Irak-Mosul-refugee-camp
Le ralliement d'un étudiant irakien à l'État islamique en 2014 a plongé sa famille dans un enfer de rejet et d'humiliation, même des années après la chute du califat.

La décision fatale de Wadhban Massar Madjid, un étudiant irakien de 28 ans, de rallier l’État islamique (EI) en 2014, a plongé sa famille dans un calvaire sans fin. Onze ans après ce ralliement tragique, les proches de l’ancien djihadiste sont toujours des parias, ballottés entre les zones de guerre d’Irak et les camps de réfugiés syriens, victimes d’une société qui les ostracise sans pitié. « Depuis que mon frère a rejoint l’État islamique, toute la famille est associée à l’EI », déplore Qadissa Massar Madjid, 35 ans. Cette association forcée à une organisation terroriste a irrémédiablement brisé leurs vies, les condamnant à une errance misérable et une stigmatisation insupportable.

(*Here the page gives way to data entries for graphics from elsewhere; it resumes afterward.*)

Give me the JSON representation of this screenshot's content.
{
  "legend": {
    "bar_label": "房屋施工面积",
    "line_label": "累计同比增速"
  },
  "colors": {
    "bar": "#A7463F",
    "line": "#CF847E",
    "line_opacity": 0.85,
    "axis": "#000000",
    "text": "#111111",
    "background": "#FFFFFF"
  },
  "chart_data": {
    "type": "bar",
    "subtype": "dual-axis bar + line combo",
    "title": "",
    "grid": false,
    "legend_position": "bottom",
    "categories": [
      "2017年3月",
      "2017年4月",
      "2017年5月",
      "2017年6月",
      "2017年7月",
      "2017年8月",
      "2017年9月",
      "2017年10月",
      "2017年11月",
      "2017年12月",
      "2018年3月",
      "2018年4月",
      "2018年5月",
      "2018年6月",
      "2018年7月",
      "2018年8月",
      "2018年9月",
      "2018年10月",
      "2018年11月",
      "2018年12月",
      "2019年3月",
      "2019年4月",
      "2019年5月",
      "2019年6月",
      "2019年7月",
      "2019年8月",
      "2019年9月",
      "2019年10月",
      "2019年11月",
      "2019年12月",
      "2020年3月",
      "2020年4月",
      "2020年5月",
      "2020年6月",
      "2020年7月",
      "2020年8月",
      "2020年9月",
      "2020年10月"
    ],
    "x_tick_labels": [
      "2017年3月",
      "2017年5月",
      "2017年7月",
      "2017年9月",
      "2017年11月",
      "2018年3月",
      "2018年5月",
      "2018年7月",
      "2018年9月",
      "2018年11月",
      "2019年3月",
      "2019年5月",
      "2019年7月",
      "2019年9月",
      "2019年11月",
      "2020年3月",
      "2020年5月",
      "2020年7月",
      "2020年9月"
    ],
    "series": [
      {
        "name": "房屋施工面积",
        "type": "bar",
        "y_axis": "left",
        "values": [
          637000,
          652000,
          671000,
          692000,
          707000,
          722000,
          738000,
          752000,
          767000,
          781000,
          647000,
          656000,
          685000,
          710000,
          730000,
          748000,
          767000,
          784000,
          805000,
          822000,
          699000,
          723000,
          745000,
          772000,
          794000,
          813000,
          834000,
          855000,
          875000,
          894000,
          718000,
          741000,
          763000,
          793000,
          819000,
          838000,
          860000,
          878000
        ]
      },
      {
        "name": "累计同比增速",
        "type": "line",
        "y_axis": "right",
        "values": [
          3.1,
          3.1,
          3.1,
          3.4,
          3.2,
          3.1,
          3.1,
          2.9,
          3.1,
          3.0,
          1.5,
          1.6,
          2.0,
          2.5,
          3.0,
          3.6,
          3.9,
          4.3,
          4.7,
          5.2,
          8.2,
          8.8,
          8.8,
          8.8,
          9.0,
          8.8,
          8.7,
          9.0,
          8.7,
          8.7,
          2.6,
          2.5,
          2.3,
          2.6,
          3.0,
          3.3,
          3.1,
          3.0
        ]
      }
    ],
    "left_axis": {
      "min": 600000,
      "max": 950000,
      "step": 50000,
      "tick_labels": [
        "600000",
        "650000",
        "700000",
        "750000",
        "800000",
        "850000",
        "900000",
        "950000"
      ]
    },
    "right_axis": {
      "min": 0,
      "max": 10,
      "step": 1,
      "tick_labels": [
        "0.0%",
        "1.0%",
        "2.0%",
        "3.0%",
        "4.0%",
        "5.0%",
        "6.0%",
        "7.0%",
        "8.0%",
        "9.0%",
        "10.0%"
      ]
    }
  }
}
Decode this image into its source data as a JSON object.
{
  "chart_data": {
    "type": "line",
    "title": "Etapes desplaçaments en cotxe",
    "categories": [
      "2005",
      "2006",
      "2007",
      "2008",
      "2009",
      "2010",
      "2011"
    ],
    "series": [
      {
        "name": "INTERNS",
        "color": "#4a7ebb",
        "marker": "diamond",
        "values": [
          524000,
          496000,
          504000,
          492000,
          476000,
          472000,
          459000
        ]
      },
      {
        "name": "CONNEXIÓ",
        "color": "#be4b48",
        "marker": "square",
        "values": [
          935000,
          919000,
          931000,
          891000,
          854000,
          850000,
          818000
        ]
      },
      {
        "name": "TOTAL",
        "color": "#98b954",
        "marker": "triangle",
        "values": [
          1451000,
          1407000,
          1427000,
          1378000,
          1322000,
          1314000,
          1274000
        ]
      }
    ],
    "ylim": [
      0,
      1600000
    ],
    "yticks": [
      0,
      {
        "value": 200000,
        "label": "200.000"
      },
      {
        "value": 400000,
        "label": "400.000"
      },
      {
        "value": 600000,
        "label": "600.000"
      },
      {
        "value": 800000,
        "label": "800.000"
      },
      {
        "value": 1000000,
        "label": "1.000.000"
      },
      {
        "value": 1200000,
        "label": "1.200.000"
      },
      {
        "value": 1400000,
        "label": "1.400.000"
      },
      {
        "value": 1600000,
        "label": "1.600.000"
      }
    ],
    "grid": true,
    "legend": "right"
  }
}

En août 2024, après des années d’humiliations, Qadissa et sa fille de 7 ans, accompagnées de trois de ses sœurs, d’une belle-sœur et de leurs enfants, ont trouvé un refuge de fortune en lisière de Mossoul. Cette fuite désespérée fait suite à une situation inextricable : sans garant, elles étaient bloquées dans le camp de réhabilitation d’Al-Jadaa, destiné aux familles de djihadistes. Le retour à Sayyed Gharib, leur village d’origine, est impossible, leurs maisons étant détruites et la région occupée par la milice chiite Saraya al-Salam, qui leur interdit l’accès. Un chauffeur providentiel, Tarek Fadel, rencontré devant le camp, leur a offert sa protection et un toit, un maigre répit dans cette spirale infernale.

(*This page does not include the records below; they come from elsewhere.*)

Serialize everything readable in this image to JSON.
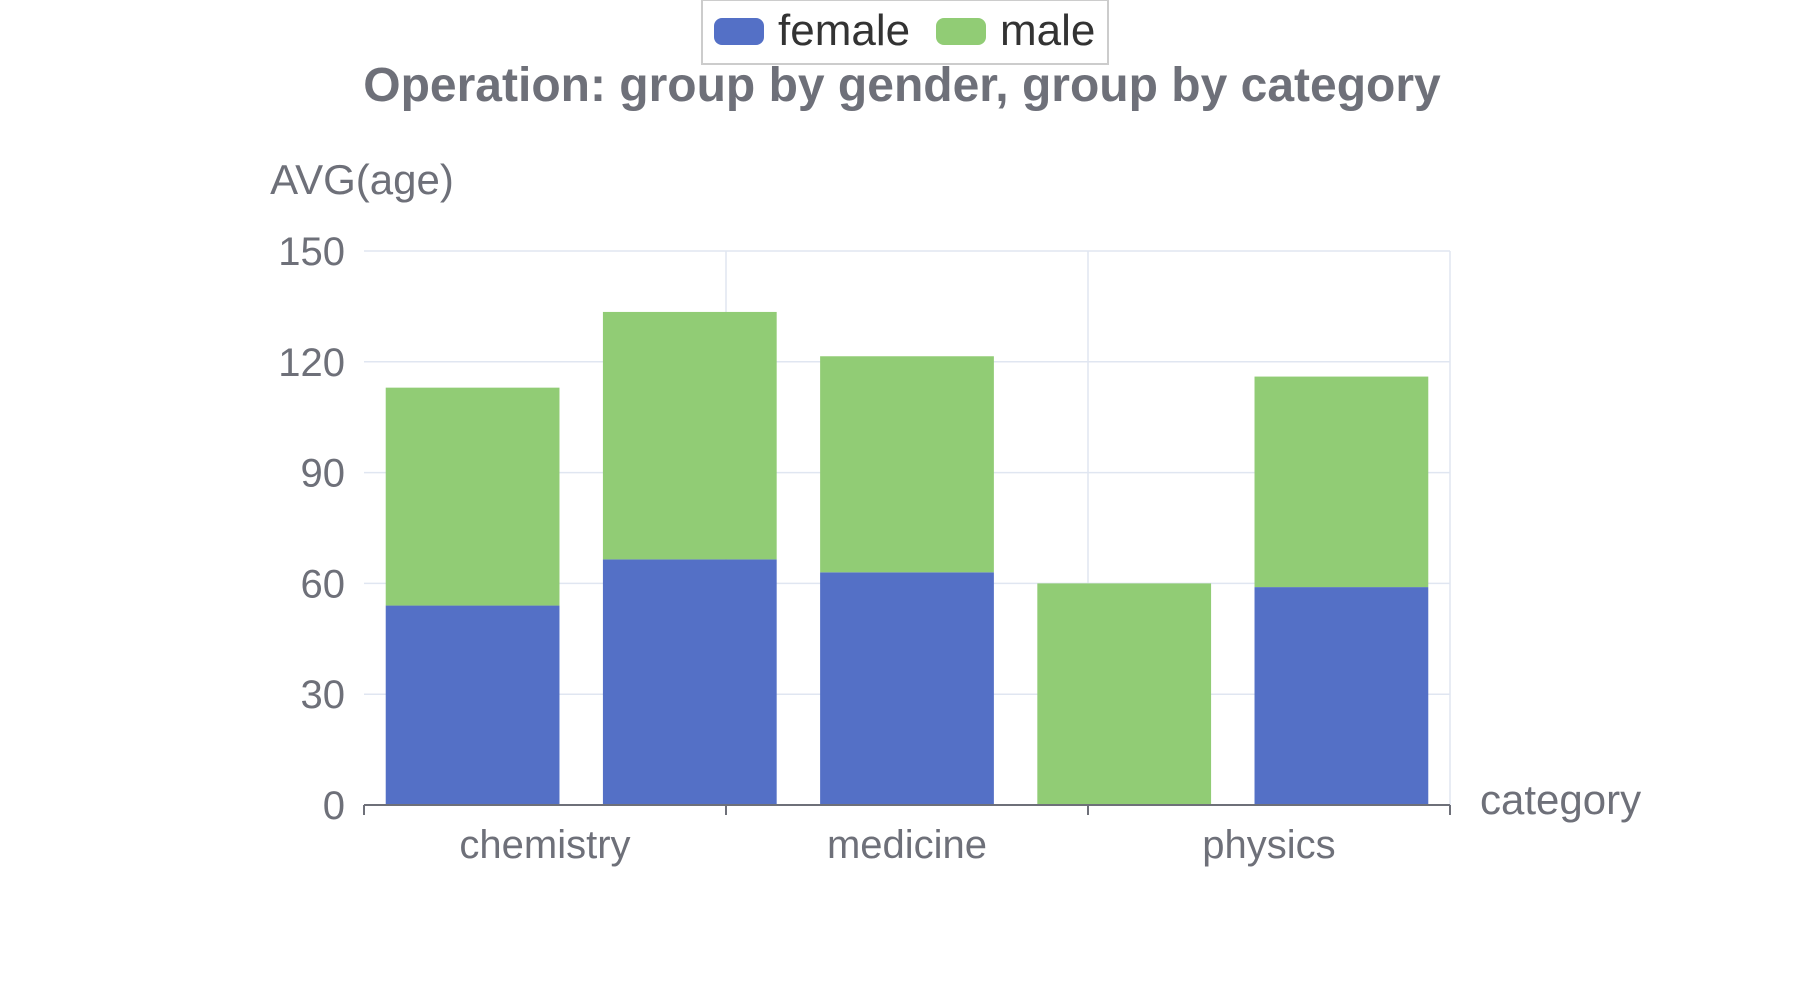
{
  "chart_data": {
    "type": "bar",
    "stacked": true,
    "title": "Operation: group by gender, group by category",
    "xlabel": "category",
    "ylabel": "AVG(age)",
    "ylim": [
      0,
      150
    ],
    "yticks": [
      0,
      30,
      60,
      90,
      120,
      150
    ],
    "x_tick_labels": [
      "chemistry",
      "medicine",
      "physics"
    ],
    "bar_count": 5,
    "legend": {
      "placement": "top-center",
      "entries": [
        "female",
        "male"
      ]
    },
    "grid": true,
    "series": [
      {
        "name": "female",
        "color": "#5470C6",
        "values": [
          54,
          66.5,
          63,
          0,
          59
        ]
      },
      {
        "name": "male",
        "color": "#91CC75",
        "values": [
          59,
          67,
          58.5,
          60,
          57
        ]
      }
    ]
  }
}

Cependant, ce bref sursis est vite éclipsé par la haine persistante des habitants. Les voisins ont accueilli la famille avec des jets de pierre, et « même les enfants sont insultés dans la rue », témoigne Tarek Fadel, qui a épousé l’une des sœurs. Les humiliations se poursuivent lors des convocations à la sûreté nationale, où ils subissent insultes et mépris. Huit ans après la chute du califat autoproclamé de l’EI, la haine tenace envers ceux qui ont semé la terreur persiste, et la famille de Wadhban Massar Madjid en paie le prix fort, condamnée à une existence de rejet et de souffrance, symbolisant l’échec profond de la réconciliation en Irak.